A crank handle may be the most important clue of all
Perhaps the most striking image from this entire development is not the vault itself, but the crank handle sitting under laboratory lights. It is small enough to hold in one hand, yet heavy with implication. It was hand-forged. It predates Anthony Graves. It was made to fit a square shaft and turn something mechanical.
That means somewhere on Oak Island, if the system it belonged to still exists, there may be a matching mechanism waiting to be found. A locked compartment. A sealed door. A control system. A lifting device. The handle is not treasure in itself. It is evidence of operation. It implies that someone expected this hidden place to be accessed deliberately, not merely buried forever.
That possibility may be more important than any value estimate attached to a chest or cache. Because if the crank handle can be matched to its original function, then the team may finally move from finding clues to understanding how the concealment system actually worked.

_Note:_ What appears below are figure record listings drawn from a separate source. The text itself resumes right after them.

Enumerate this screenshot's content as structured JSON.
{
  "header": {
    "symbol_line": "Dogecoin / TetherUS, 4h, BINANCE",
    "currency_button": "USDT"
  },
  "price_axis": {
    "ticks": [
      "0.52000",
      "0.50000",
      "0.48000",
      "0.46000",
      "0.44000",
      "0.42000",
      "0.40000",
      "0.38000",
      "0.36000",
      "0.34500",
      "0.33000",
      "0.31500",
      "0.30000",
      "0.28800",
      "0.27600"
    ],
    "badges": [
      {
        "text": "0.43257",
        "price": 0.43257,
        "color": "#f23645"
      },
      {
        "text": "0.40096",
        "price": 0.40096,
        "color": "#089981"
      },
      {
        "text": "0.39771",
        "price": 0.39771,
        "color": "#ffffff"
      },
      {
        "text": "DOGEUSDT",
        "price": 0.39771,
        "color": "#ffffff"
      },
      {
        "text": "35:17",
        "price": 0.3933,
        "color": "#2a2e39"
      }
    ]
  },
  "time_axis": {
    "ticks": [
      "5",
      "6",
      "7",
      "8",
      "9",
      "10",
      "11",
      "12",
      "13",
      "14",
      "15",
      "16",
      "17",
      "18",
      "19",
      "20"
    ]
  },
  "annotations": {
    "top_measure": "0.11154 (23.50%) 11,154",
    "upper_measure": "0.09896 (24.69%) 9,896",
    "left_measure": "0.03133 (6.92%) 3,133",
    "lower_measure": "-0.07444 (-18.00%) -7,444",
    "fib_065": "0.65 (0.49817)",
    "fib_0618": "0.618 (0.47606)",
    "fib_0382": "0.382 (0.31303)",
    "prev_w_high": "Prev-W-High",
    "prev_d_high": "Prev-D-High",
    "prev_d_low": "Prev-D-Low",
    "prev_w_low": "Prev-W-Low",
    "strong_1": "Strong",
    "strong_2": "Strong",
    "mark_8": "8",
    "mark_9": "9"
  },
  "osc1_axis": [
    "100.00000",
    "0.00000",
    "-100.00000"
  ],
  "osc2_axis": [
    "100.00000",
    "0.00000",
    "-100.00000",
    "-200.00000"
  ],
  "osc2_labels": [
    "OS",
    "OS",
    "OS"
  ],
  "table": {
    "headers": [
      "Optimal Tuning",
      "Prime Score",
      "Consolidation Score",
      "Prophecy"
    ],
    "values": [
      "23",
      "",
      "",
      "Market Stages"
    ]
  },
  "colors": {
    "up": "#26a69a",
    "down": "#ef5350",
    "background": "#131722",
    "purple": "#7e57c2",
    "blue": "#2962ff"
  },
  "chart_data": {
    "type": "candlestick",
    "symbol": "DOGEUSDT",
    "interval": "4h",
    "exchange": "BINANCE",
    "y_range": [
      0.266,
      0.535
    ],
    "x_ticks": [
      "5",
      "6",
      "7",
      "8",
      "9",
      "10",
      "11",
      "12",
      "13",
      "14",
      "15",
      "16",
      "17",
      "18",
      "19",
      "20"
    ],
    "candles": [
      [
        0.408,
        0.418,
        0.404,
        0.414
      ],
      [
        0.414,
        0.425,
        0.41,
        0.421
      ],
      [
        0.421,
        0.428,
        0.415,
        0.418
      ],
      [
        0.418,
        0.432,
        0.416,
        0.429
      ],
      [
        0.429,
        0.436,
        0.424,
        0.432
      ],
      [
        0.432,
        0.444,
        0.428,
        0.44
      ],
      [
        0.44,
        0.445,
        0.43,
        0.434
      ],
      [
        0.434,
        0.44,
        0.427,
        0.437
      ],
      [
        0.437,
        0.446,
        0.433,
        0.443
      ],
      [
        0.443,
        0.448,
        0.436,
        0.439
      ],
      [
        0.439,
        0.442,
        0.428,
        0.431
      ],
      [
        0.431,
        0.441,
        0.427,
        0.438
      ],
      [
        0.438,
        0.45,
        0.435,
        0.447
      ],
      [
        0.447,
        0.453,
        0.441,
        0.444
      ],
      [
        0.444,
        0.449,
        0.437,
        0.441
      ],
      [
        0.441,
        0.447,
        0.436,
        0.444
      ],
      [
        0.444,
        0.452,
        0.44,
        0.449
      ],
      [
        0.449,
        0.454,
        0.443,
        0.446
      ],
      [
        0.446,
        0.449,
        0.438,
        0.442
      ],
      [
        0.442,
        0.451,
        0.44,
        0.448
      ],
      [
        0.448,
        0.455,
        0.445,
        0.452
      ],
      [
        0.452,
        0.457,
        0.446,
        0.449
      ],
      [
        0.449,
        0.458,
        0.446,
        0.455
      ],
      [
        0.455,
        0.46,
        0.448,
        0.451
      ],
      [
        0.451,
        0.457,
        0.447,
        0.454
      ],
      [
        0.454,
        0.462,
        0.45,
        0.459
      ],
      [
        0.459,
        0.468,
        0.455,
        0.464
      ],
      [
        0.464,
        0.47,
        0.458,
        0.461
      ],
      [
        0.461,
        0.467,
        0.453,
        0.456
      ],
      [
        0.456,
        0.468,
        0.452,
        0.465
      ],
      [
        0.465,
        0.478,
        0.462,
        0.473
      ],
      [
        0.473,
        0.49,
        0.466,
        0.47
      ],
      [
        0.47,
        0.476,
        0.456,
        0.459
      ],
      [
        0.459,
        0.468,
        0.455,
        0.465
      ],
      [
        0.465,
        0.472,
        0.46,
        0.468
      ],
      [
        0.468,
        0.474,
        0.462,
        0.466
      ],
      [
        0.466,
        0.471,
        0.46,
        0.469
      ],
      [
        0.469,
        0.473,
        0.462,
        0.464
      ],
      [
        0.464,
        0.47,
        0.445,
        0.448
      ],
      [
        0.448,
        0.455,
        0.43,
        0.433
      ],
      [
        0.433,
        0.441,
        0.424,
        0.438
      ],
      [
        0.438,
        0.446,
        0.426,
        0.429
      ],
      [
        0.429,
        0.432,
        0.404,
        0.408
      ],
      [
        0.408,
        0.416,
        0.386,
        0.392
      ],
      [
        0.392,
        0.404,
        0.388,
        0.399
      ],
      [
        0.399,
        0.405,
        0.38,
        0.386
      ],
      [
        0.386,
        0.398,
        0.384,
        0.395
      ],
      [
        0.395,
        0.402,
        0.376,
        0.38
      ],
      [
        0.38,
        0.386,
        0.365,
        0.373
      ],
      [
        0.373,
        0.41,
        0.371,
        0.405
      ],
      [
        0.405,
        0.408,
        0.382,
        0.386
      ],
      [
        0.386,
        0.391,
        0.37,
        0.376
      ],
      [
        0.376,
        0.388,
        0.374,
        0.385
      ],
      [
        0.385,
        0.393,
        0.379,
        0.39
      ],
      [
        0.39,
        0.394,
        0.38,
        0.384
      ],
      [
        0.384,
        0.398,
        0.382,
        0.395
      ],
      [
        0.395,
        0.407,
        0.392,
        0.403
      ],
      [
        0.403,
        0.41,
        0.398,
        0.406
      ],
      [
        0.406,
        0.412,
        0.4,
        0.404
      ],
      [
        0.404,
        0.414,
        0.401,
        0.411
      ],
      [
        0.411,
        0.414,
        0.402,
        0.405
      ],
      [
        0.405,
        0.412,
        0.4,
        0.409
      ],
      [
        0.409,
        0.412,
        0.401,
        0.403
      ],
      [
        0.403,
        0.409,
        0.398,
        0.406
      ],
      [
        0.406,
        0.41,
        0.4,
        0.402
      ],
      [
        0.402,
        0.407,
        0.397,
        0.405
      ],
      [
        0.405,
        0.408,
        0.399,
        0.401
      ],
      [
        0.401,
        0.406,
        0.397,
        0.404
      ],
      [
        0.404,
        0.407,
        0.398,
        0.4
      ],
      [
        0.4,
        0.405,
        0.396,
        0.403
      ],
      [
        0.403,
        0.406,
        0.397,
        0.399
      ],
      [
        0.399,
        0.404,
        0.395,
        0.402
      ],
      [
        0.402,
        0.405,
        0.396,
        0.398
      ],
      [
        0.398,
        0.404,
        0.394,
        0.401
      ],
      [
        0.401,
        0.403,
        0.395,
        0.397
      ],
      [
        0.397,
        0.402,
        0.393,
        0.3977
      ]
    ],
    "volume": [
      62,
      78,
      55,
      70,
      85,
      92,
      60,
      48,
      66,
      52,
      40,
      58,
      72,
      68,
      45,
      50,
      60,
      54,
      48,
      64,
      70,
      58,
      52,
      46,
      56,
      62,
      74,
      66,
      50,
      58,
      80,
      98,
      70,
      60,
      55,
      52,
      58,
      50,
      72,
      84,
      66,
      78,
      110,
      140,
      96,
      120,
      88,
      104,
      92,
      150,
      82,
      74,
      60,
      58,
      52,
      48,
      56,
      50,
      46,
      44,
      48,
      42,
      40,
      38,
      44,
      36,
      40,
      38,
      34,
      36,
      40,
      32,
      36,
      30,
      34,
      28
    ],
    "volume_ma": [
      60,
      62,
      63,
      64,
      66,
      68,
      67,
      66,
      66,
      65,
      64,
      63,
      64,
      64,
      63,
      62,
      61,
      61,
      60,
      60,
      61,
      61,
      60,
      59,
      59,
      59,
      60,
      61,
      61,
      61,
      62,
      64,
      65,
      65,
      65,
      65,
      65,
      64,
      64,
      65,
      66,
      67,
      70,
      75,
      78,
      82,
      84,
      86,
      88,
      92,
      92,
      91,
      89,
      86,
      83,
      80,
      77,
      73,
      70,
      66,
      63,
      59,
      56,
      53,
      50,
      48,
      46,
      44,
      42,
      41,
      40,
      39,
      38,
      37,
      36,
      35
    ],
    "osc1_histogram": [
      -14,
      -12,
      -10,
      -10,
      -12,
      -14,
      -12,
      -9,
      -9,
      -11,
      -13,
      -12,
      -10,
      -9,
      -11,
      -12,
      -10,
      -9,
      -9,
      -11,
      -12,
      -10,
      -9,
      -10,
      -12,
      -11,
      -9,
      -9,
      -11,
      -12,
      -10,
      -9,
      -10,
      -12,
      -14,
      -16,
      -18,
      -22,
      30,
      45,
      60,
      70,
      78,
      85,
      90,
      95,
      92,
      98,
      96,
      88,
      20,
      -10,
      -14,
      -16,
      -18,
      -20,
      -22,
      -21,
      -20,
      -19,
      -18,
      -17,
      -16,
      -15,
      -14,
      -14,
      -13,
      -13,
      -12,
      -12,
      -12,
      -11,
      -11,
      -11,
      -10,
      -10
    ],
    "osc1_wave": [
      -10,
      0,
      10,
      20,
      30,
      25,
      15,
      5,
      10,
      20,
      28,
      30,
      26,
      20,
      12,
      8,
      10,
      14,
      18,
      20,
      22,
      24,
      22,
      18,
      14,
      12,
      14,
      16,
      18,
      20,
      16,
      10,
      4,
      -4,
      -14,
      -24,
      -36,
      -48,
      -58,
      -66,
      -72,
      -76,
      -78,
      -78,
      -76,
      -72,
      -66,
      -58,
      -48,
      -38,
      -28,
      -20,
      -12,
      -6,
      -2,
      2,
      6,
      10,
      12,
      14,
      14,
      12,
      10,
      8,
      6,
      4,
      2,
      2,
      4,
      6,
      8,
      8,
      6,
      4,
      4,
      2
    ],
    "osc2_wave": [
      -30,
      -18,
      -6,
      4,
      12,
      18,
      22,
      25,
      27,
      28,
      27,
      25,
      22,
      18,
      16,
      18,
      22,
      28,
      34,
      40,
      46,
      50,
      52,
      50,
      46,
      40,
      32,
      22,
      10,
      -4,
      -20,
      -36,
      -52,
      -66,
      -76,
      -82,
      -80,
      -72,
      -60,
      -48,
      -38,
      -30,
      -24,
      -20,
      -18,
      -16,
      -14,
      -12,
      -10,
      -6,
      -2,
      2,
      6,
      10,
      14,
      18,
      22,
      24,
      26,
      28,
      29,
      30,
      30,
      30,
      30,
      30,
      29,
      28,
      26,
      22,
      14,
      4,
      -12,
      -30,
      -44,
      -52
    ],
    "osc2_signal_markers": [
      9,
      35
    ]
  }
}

Oak Island may be closer than ever to revealing its real purpose
The discovery of a submerged vault, combined with the dating of its artifacts and the renewed strength of Fred Nolan’s engineered-swamp theory, pushes the Oak Island search into one of its most important phases yet. The island is no longer just yielding scattered artifacts and suggestive readings. It is beginning to reveal structure, chronology and intent.
The central question remains unresolved: who built the vault, and what did they place inside it? But the list of what can no longer be easily denied is growing. The vault is real. The hardware is real. The dating is real. The swamp may have been engineered centuries ago. And the hidden systems beneath Oak Island may be far more extensive than even longtime followers imagined.
For 227 years, searchers believed the island was hiding treasure. It may be. But what it now seems certain to be hiding is a level of planning and concealment far more elaborate than a simple buried chest.
And that may be the most important breakthrough of all.